Le SEO local est le terrain où les changements des derniers mois se voient le plus vite, et où les entreprises concernées sont les moins armées pour les encaisser. Un plombier, un ostéopathe ou un garde-meuble n’a ni le temps ni l’envie de devenir une marque. C’est pourtant ce qu’on lui demande.

J’ai reçu Alexandre Théron en live pendant une heure pour parler de ça sans théorie. Fiche Google, avis, pages ville, annuaires, données structurées, et la question qui revient chez tous ses clients depuis cet été : comment j’apparais dans ChatGPT ? C’était son premier podcast, et il a joué le jeu jusqu’au bout.

Qui est Alexandre Théron

Alexandre Théron fait du SEO depuis 2019 et dirige SEO Supernova, une agence SEO local française qu’il a fondée il y a quatre ans et qu’il codirige aujourd’hui avec une associée. Il vient du journalisme, master en poche, et il est arrivé au référencement par la rédaction web avant de comprendre assez vite que le contenu n’était qu’une pièce du puzzle.

Son agence ne fait que du local, à 100 %. Fiche Google Business Profile, site, citations, netlinking local, multilocalisation pour des groupes plus gros. Il assume de ne pas avoir de niche : médecins, ostéopathes, artisans, garde-meubles, tout le tissu TPE et PME y passe. Il anime aussi une formation destinée aux professionnels du marketing, pas aux artisans, dans laquelle il transmet sa méthode d’agence.

Ce background de journaliste explique beaucoup de choses dans sa façon de travailler. Quand on sait écrire, on ne délègue pas ses pages à un modèle, et ça se voit sur les résultats.

La première action pour apparaître dans les IA quand on est un artisan

La question arrive désormais dans presque tous ses rendez-vous. Il me racontait avoir eu la veille au téléphone un artisan au fin fond de l’Isère dont la conversation avait dérivé en trois minutes vers ChatGPT. Ce n’est pas son métier, et pourtant il y pense.

Sa réponse tient en deux couches, et la première n’a rien de nouveau : une base SEO propre. Une fiche Google correctement remplie, et surtout un site qui contient réellement les services, les informations pratiques, les prix et les données de l’entreprise. Le site reste la source que la machine vient vérifier.

La seconde couche est celle que le métier a longtemps traitée par-dessus la jambe : l’E-E-A-T, pour expérience, expertise, autorité et fiabilité. Personne n’a jamais su en mesurer précisément l’impact, alors beaucoup l’ont laissé de côté. Ce temps est terminé.

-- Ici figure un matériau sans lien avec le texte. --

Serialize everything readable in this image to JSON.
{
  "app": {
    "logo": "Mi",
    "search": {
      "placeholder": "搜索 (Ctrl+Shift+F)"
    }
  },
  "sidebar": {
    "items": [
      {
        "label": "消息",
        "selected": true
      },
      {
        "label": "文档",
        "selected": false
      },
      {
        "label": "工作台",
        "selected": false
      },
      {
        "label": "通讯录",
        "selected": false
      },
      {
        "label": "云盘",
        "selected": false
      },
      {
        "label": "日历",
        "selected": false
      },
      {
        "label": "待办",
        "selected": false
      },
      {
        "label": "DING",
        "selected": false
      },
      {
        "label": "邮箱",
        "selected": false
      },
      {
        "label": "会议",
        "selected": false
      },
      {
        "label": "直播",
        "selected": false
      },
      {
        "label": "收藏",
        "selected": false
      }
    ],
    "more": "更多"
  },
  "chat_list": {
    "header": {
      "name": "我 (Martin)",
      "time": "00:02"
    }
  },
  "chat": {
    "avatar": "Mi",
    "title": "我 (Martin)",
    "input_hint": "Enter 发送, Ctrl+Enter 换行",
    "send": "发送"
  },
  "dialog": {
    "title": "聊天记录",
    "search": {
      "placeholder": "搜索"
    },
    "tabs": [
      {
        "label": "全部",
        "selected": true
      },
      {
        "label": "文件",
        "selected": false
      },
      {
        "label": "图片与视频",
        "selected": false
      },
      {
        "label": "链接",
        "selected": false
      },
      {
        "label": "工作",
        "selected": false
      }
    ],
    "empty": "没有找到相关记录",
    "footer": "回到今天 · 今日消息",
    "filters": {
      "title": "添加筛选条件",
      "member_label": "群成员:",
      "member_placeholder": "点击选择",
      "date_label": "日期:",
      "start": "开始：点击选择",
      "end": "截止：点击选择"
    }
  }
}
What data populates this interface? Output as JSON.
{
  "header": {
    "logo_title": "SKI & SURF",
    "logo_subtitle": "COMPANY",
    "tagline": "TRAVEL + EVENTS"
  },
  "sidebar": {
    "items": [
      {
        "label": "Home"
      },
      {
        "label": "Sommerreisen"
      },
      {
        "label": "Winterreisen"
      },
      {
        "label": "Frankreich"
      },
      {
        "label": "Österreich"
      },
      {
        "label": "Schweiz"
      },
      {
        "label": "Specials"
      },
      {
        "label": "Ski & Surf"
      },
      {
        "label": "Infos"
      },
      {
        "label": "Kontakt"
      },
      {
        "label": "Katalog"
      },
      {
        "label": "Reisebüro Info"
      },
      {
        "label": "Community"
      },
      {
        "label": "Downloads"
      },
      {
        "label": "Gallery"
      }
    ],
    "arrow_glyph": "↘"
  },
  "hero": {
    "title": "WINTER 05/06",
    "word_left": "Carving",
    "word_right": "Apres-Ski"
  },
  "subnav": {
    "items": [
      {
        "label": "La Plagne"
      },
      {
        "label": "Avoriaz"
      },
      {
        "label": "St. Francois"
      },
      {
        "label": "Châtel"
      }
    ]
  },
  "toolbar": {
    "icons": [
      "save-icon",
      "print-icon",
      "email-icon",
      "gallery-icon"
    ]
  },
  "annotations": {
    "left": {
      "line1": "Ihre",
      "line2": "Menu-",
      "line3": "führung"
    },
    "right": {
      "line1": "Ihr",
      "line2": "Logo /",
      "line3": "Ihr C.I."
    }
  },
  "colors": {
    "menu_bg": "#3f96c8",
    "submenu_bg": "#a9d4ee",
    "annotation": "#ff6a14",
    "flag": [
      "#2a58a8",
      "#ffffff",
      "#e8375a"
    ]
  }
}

L’écart se creuse entre celui qui a un nom, qui montre ce qu’il fait et qui existe ailleurs que sur son domaine, et celui qui a juste un site.

Je le dis depuis des années dans des termes plus simples : si vous cherchez un maçon pour refaire un muret, vous voulez la preuve qu’il en a déjà fait, et vous voulez voir comment il travaille. C’est exactement ce que Google et les modèles cherchent à leur tour. Ça s’affiche sur le site, ça se détaille, ça se raconte.

Un point de sa méthode m’a paru important pour le local. Il pousse ses clients à aller chercher des liens et des mentions autour de chez eux, pas n’importe où. Le tissu local numérique compte : presse locale, associations, partenaires, fournisseurs. Google relie les points, et le graphe de connaissances aussi. Une entreprise réellement intégrée dans son territoire est plus lisible qu’une entreprise qui aurait seulement acheté des liens génériques.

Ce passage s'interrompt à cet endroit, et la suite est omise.